At a time when major private players in the space sector are working on heavy launch platforms to carry humans and supplies to the Moon and beyond, ISRO has developed a small satellite launch platform for two reasons: one, capture the emerging market for small satellite launches and two, reduce to provide on-demand launch services and bring down the turn-around time, which will reduce the per kilogram launch cost.
The market for small satellites is growing at a fast pace. At least 328 weighing up to 600 kg, called smallsats, were launched in 2018, a report by Bryce Space and Technology says. The number rose to 389 in 2019.
This market is currently estimated to be around $3.6 billion and is likely to grow to over $15 billion by 2025. ISRO, already a significant player in the global satellite launch market, wants a part of this large pie.
The first launch of the SSLV, which was earlier planned for late 2020, is likely to take place in the first few months of this year.
After Chandrayaan-2 lander, Vikram, made a hard landing on the surface of the moon in September 2019, ISRO had vowed to launch another lunar mission in 2020. However, due to the Covid-19-imposed restrictions and other delays, ISRO could not attempt a soft landing on the lunar surface in 2020.
While the Chandrayaan-3 mission will carry a lander and rover like in the Chandrayaan-2 programme, it will not have an orbiter as the Chandrayaan-2 orbiter and the scientific payloads it carried are functioning as desired.
Given that a date has not been announced by ISRO yet, it is clear that the launch will not take place in the first few months of 2021.
However, like Chandrayaan-2, India’s second attempt to soft-land on the Moon could come, at the earliest, in the second half of 2021.
According to Times of India, ISRO Chief K Sivan has said that the Chandrayaan-3 mission could be launched in late 2021 or early 2022.
While the launch of Gaganyaan crewed mission, which will be ISRO’s first human spaceflight, is not set for launch in 2021, some major developments linked to this programme are likely to take place this year.
Before the launch of the mission, under which a three-member crew will be sent to space for a period of five to seven days, two uncrewed flights have to be launched to test the systems required for ISRO’s maiden human spaceflight.

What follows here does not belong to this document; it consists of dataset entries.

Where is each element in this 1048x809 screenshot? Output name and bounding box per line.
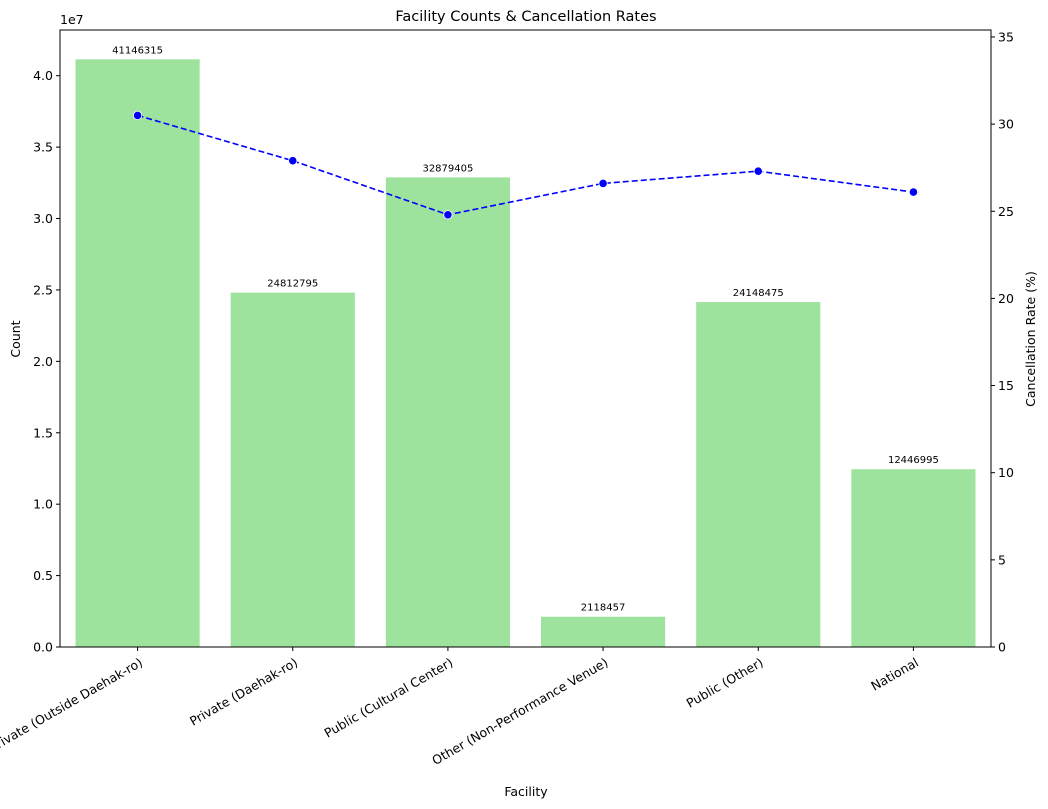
- y2-tick-label-0: 0: [998, 640, 1006, 655]
- rate-point-4: [598, 178, 608, 188]
- rate-point-1: [132, 110, 143, 121]
- y-tick-label-8: 4.0: [33, 68, 53, 83]
- bar-5: [696, 302, 821, 647]
- x-tick-label-4: Other (Non-Performance Venue): [429, 655, 610, 768]
- y-tick-label-1: 0.5: [33, 568, 53, 583]
- x-tick-label-2: Private (Daehak-ro): [187, 655, 300, 729]
- x-tick-label-3: Public (Cultural Center): [321, 655, 455, 741]
- bar-2: [230, 292, 355, 647]
- rate-point-6: [908, 187, 919, 197]
- y2-tick-label-4: 20: [998, 291, 1014, 306]
- y-axis-exponent-label: 1e7: [60, 12, 84, 27]
- y2-tick-label-3: 15: [998, 378, 1014, 393]
- y-axis-label: Count: [8, 320, 23, 357]
- bar-6: [851, 469, 976, 647]
- x-tick-label-5: Public (Other): [684, 655, 766, 711]
- bars-layer: 41146315 24812795 32879405 2118457 24148475 1…: [75, 45, 976, 648]
- bar-1: [75, 59, 200, 648]
- y2-axis-label: Cancellation Rate (%): [1023, 271, 1038, 407]
- line-layer: [132, 110, 919, 220]
- bar-value-label-3: 32879405: [422, 163, 473, 174]
- bar-value-label-2: 24812795: [267, 279, 318, 290]
- y-tick-label-3: 1.5: [33, 425, 53, 440]
- x-tick-label-1: Private (Outside Daehak-ro): [0, 655, 145, 755]
- x-axis-label: Facility: [504, 784, 548, 799]
- y-tick-label-0: 0.0: [33, 640, 53, 655]
- rate-point-3: [443, 210, 453, 220]
- y2-tick-label-6: 30: [998, 117, 1014, 132]
- bar-4: [541, 616, 666, 647]
- y2-tick-label-2: 10: [998, 465, 1014, 480]
- cancellation-rate-line: [137, 114, 914, 216]
- x-tick-label-6: National: [868, 655, 921, 694]
- chart-title: Facility Counts & Cancellation Rates: [395, 9, 656, 25]
- y-tick-label-4: 2.0: [33, 354, 53, 369]
- bar-value-label-1: 41146315: [112, 45, 163, 56]
- bar-3: [385, 177, 510, 647]
- y2-tick-label-1: 5: [998, 552, 1006, 567]
- bar-value-label-5: 24148475: [733, 288, 784, 299]
- y2-tick-label-5: 25: [998, 204, 1014, 219]
- y2-tick-label-7: 35: [998, 29, 1014, 44]
- bar-value-label-4: 2118457: [581, 603, 626, 614]
- y-tick-label-5: 2.5: [33, 282, 53, 297]
- rate-point-2: [288, 156, 298, 166]
- rate-point-5: [753, 166, 763, 176]
- bar-value-label-6: 12446995: [888, 455, 939, 466]
- y-tick-label-7: 3.5: [33, 140, 53, 155]
- y-tick-label-2: 1.0: [33, 497, 53, 512]
- plot-frame: [59, 29, 992, 648]
- y-tick-label-6: 3.0: [33, 211, 53, 226]
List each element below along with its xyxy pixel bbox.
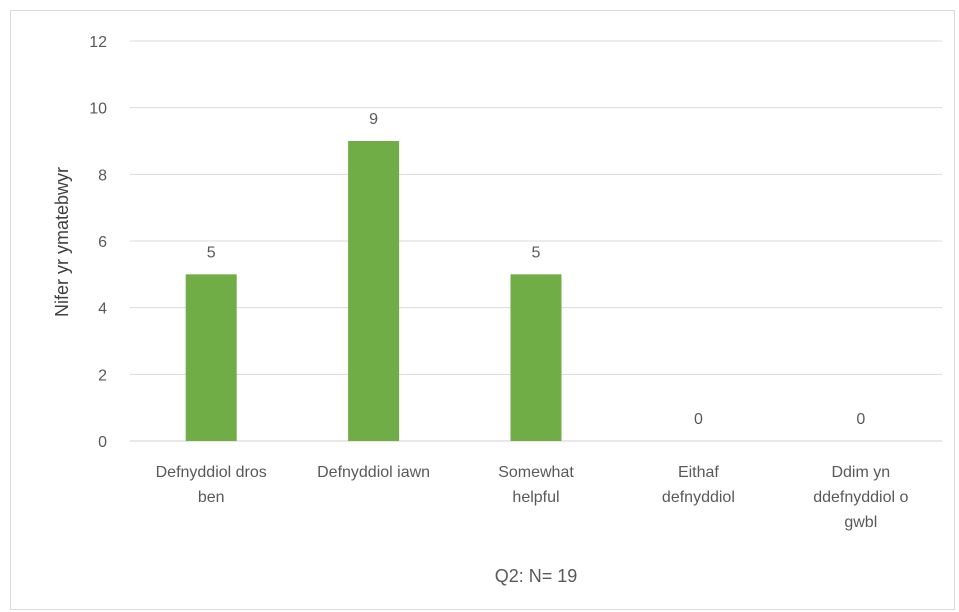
y-tick-label: 12 [89,34,107,51]
bars [185,141,562,441]
gridlines [130,40,942,442]
x-category-label: Ddim yn ddefnyddiol o gwbl [813,464,908,531]
x-axis-title: Q2: N= 19 [495,566,578,586]
y-tick-label: 8 [98,167,107,184]
y-tick-label: 10 [89,101,107,118]
x-category-label: Defnyddiol iawn [317,464,430,481]
x-axis-categories: Defnyddiol dros ben Defnyddiol iawn Somewha… [156,464,909,531]
bar [185,274,237,441]
chart-frame [10,10,955,610]
data-label: 5 [532,244,541,261]
y-tick-label: 2 [98,367,107,384]
data-labels: 5 9 5 0 0 [207,111,866,428]
data-label: 9 [369,111,378,128]
x-category-label: Somewhat helpful [498,464,574,506]
data-label: 5 [207,244,216,261]
bar [348,141,400,441]
y-axis-ticks: 0 2 4 6 8 10 12 [89,34,107,451]
x-category-label: Eithaf defnyddiol [662,464,735,506]
y-axis-title: Nifer yr ymatebwyr [52,167,72,317]
y-tick-label: 4 [98,301,107,318]
y-tick-label: 6 [98,234,107,251]
bar [510,274,562,441]
y-tick-label: 0 [98,434,107,451]
data-label: 0 [856,411,865,428]
x-category-label: Defnyddiol dros ben [156,464,267,506]
data-label: 0 [694,411,703,428]
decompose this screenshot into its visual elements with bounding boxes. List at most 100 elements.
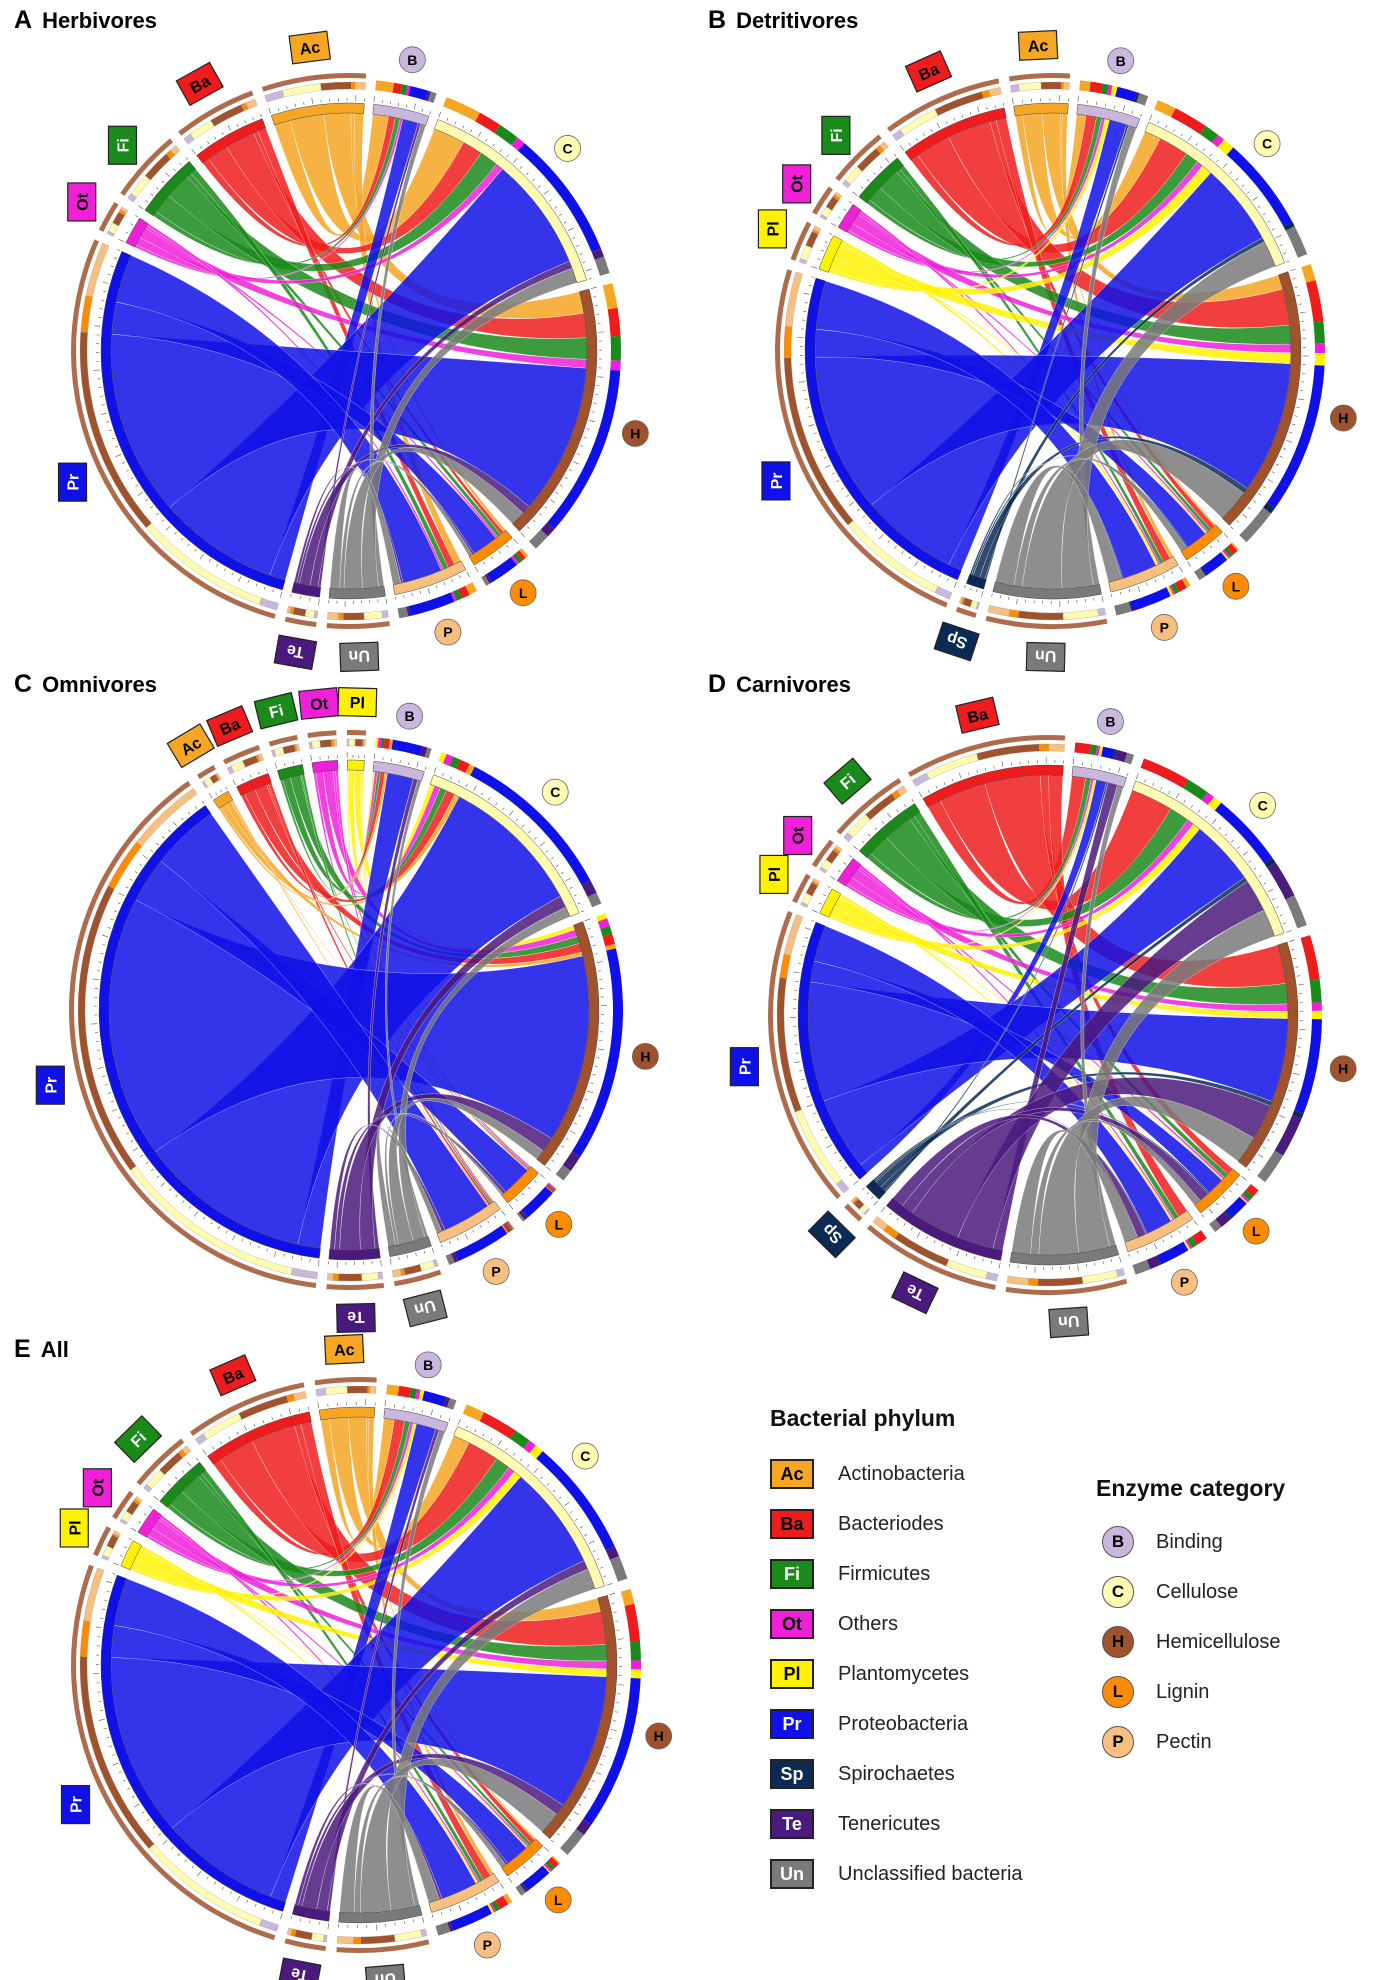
- outer-band: [1062, 609, 1099, 620]
- outer-band: [1305, 280, 1324, 323]
- tick-ring: [268, 95, 365, 114]
- outer-band: [547, 1182, 557, 1191]
- outer-band: [516, 550, 526, 561]
- svg-text:P: P: [491, 1263, 500, 1279]
- svg-text:Ac: Ac: [299, 39, 322, 58]
- outer-band: [1115, 86, 1138, 102]
- label-pr: Pr: [35, 1065, 65, 1105]
- outer-band: [1285, 895, 1307, 929]
- labels: B C H L P Un Te Pr Pl Ot Fi Ba Ac: [59, 1333, 673, 1980]
- legend-label: Tenericutes: [838, 1812, 941, 1835]
- svg-text:H: H: [654, 1728, 664, 1744]
- tick-ring: [830, 855, 852, 880]
- outer-band: [583, 1678, 641, 1825]
- outer-band: [1314, 353, 1325, 366]
- outer-band: [1095, 745, 1101, 756]
- tick-ring: [862, 1187, 879, 1206]
- outer-band: [261, 73, 367, 92]
- outer-band: [1185, 1239, 1193, 1250]
- tick-ring: [373, 96, 431, 115]
- label-c: C: [571, 1442, 599, 1470]
- outer-band: [1183, 779, 1208, 801]
- segment-arc-b: [1071, 765, 1127, 788]
- outer-band: [355, 81, 366, 90]
- outer-band: [304, 609, 316, 618]
- tick-ring: [1201, 1176, 1247, 1218]
- ribbons: [108, 769, 590, 1251]
- segment-arc-h: [541, 1595, 618, 1840]
- outer-band: [181, 1445, 192, 1456]
- outer-band: [1239, 1195, 1248, 1204]
- outer-band: [424, 747, 432, 759]
- segment-arc-fi: [858, 157, 905, 204]
- svg-text:P: P: [1160, 619, 1169, 635]
- svg-text:Ba: Ba: [221, 1365, 247, 1389]
- outer-band: [314, 1377, 377, 1386]
- segment-arc-b: [372, 760, 425, 782]
- tick-ring: [1128, 1220, 1198, 1257]
- outer-band: [446, 1398, 457, 1410]
- segment-arc-un: [328, 586, 386, 600]
- tick-ring: [202, 1406, 310, 1455]
- outer-band: [1263, 502, 1276, 514]
- outer-band: [326, 1272, 334, 1281]
- outer-band: [1292, 1110, 1304, 1119]
- tick-ring: [290, 1916, 329, 1930]
- outer-band: [1081, 1269, 1119, 1284]
- outer-band: [1174, 579, 1187, 592]
- panel-title: Omnivores: [42, 672, 157, 697]
- outer-band: [1201, 792, 1214, 805]
- label-ot: Ot: [783, 815, 813, 856]
- svg-text:Fi: Fi: [268, 702, 286, 722]
- chord-diagram-detritivores: B C H L P Un Sp Pr Pl Ot Fi Ba Ac: [757, 29, 1357, 672]
- svg-text:Ac: Ac: [1027, 38, 1048, 56]
- outer-band: [454, 1225, 508, 1262]
- outer-band: [1264, 857, 1276, 868]
- outer-band: [1267, 862, 1295, 900]
- outer-band: [354, 738, 363, 747]
- outer-band: [529, 529, 549, 549]
- label-ba: Ba: [209, 1354, 257, 1397]
- svg-text:Ba: Ba: [916, 61, 942, 85]
- segment-arc-h: [1221, 271, 1302, 526]
- svg-text:Ba: Ba: [218, 716, 244, 740]
- labels: B C H L P Un Te Pr Ot Fi Ba Ac: [57, 30, 649, 673]
- label-fi: Fi: [113, 1414, 163, 1464]
- segments: [68, 730, 623, 1290]
- outer-band: [784, 271, 803, 328]
- outer-band: [178, 90, 254, 136]
- outer-band: [83, 1567, 105, 1622]
- tick-ring: [520, 286, 605, 538]
- svg-text:L: L: [1252, 1223, 1261, 1239]
- outer-band: [391, 1268, 402, 1278]
- segment-arc-p: [392, 560, 467, 596]
- outer-band: [170, 145, 181, 156]
- outer-band: [783, 914, 804, 956]
- legend-swatch: Ot: [770, 1609, 814, 1639]
- outer-band: [427, 91, 437, 103]
- tick-ring: [831, 201, 852, 227]
- label-l: L: [509, 579, 537, 607]
- outer-band: [487, 1903, 495, 1914]
- outer-band: [388, 739, 394, 750]
- label-l: L: [1222, 572, 1250, 600]
- segment-arc-l: [1194, 1168, 1241, 1214]
- segment-arc-pl: [818, 235, 843, 273]
- label-c: C: [554, 135, 581, 162]
- outer-band: [800, 244, 813, 261]
- outer-band: [866, 1224, 996, 1290]
- outer-band: [85, 242, 110, 298]
- outer-band: [495, 1895, 509, 1910]
- outer-band: [1155, 1255, 1162, 1266]
- outer-band: [543, 1863, 553, 1873]
- outer-band: [456, 759, 470, 774]
- tick-ring: [130, 1505, 153, 1532]
- outer-band: [458, 585, 470, 599]
- outer-band: [1226, 147, 1293, 227]
- label-pl: Pl: [59, 1508, 89, 1548]
- panel-heading: E All: [14, 1335, 69, 1364]
- legend-label: Firmicutes: [838, 1562, 931, 1585]
- svg-text:Ot: Ot: [310, 696, 330, 715]
- outer-band: [516, 1212, 526, 1222]
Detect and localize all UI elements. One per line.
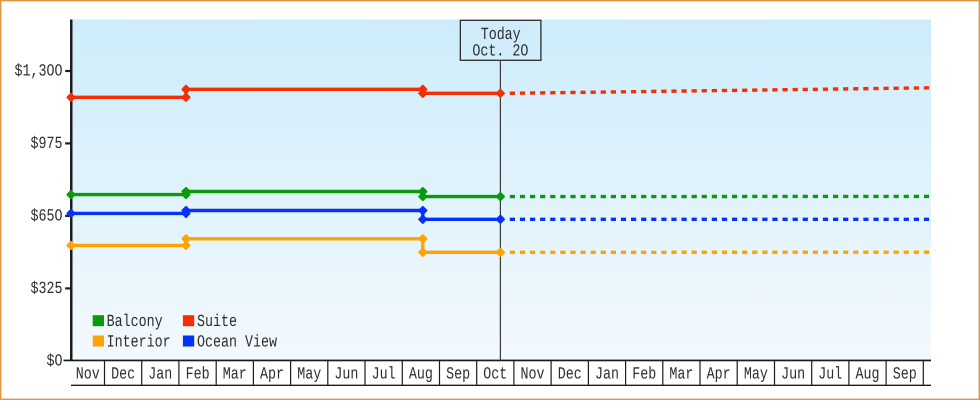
svg-text:May: May	[744, 366, 768, 385]
svg-text:Today: Today	[481, 26, 521, 45]
svg-text:$975: $975	[31, 135, 63, 154]
svg-text:Jul: Jul	[818, 366, 842, 385]
svg-text:Jun: Jun	[781, 366, 805, 385]
svg-text:Interior: Interior	[107, 333, 171, 352]
svg-text:Nov: Nov	[521, 366, 545, 385]
svg-text:Mar: Mar	[223, 366, 247, 385]
svg-text:Jul: Jul	[372, 366, 396, 385]
svg-text:Jun: Jun	[334, 366, 358, 385]
svg-text:Jan: Jan	[595, 366, 619, 385]
svg-text:$1,3OO: $1,3OO	[15, 63, 63, 82]
svg-text:Dec: Dec	[111, 366, 135, 385]
svg-text:Apr: Apr	[260, 366, 284, 385]
svg-text:May: May	[297, 366, 321, 385]
svg-text:Apr: Apr	[707, 366, 731, 385]
svg-text:Ocean View: Ocean View	[197, 333, 278, 352]
svg-text:Jan: Jan	[148, 366, 172, 385]
svg-text:Feb: Feb	[632, 366, 656, 385]
svg-text:Feb: Feb	[186, 366, 210, 385]
svg-text:Dec: Dec	[558, 366, 582, 385]
svg-text:Oct: Oct	[483, 366, 507, 385]
svg-text:Sep: Sep	[893, 366, 917, 385]
svg-text:Balcony: Balcony	[107, 313, 163, 332]
svg-text:Oct. 2O: Oct. 2O	[472, 43, 528, 62]
svg-text:Aug: Aug	[409, 366, 433, 385]
svg-text:Aug: Aug	[856, 366, 880, 385]
svg-text:Nov: Nov	[76, 366, 100, 385]
svg-text:Sep: Sep	[446, 366, 470, 385]
svg-text:Mar: Mar	[669, 366, 693, 385]
svg-text:$65O: $65O	[31, 207, 63, 226]
svg-text:Suite: Suite	[197, 313, 237, 332]
svg-text:$325: $325	[31, 280, 63, 299]
svg-text:$O: $O	[47, 353, 63, 372]
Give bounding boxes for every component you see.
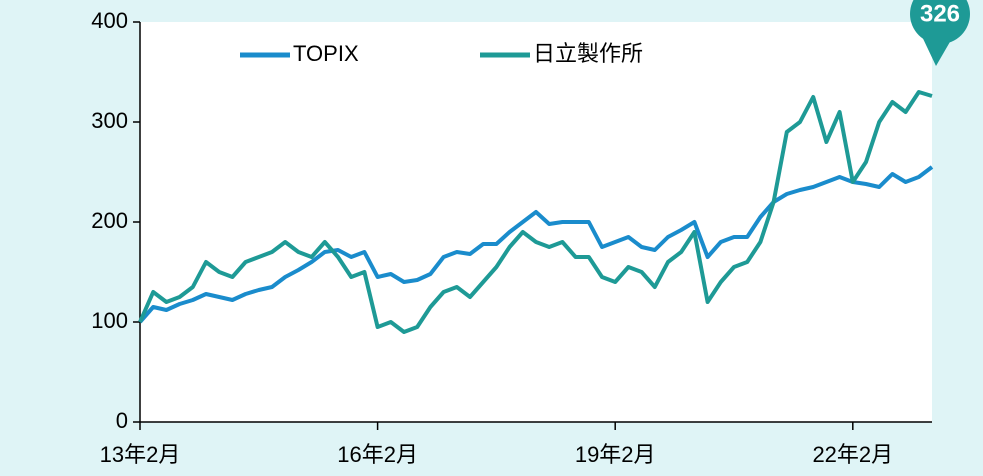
series-line [138,165,934,324]
callout-bubble [910,0,970,44]
y-tick-label: 400 [91,8,128,33]
series-line [138,90,933,334]
callout: 326 [910,0,970,66]
y-tick-label: 0 [116,408,128,433]
y-tick-label: 100 [91,308,128,333]
x-tick-label: 19年2月 [575,442,656,467]
legend-label: 日立製作所 [533,41,643,66]
x-tick-label: 13年2月 [100,442,181,467]
y-tick-label: 200 [91,208,128,233]
x-tick-label: 22年2月 [812,442,893,467]
plot-area [140,22,932,422]
x-tick-label: 16年2月 [337,442,418,467]
legend-label: TOPIX [293,41,359,66]
y-tick-label: 300 [91,108,128,133]
callout-label: 326 [920,0,960,27]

One of these two launches may take place this year.
In his new year message, ISRO Chief K Sivan said that “the first unmanned flight under the Gaganyaan Programme is…to be achieved this year”.
Earlier, the first unmanned mission was planned for December 2020.
This mission may face delays due to, among other things, the disruption in the training of the astronauts because of the outbreak of Covid-19 pandemic.
4) X-Ray Polarimetry Satellite
X-ray Polarimeter Satellite or XPoSat is a satellite that ISRO plans to launch this year to measure polarisation of X-ray photons from 50 brightest known celestial sources. Sources include pulsars, X-ray binary stars and galactic cores.
X-ray polarisation measurements help understand the nature of their source, including strength and the distribution of magnetic field.
The satellite will carry payload developed by scientists at the Bengaluru-based Raman Research Institute. It will be placed in the Low Earth Orbit.
5) Reusable Launch Vehicle
In 2016, ISRO had conducted the first test of its Reusable Launch Vehicle — Technology Demonstrator, which it wants to evolve into the first stage of India’s reusable two stage orbital launch vehicle.
After the hypersonic flight experiment was successfully conducted in 2016, ISRO has been planning to conduct a landing experiment in which the technology demonstrator will land autonomously after being dropped from a helicopter.
As part of the experiment, an Indian Air Force helo will lift the technology demonstrator to a height of around four kilometers and release it. Following the release, the technology demonstrator will navigate towards the runway and land on its own in an airfield in Karnataka’s Chitradurga district.
This landing experiment, earlier scheduled to take place in 2020 and delayed due to the Covid-19 pandemic, is likely to take place this year.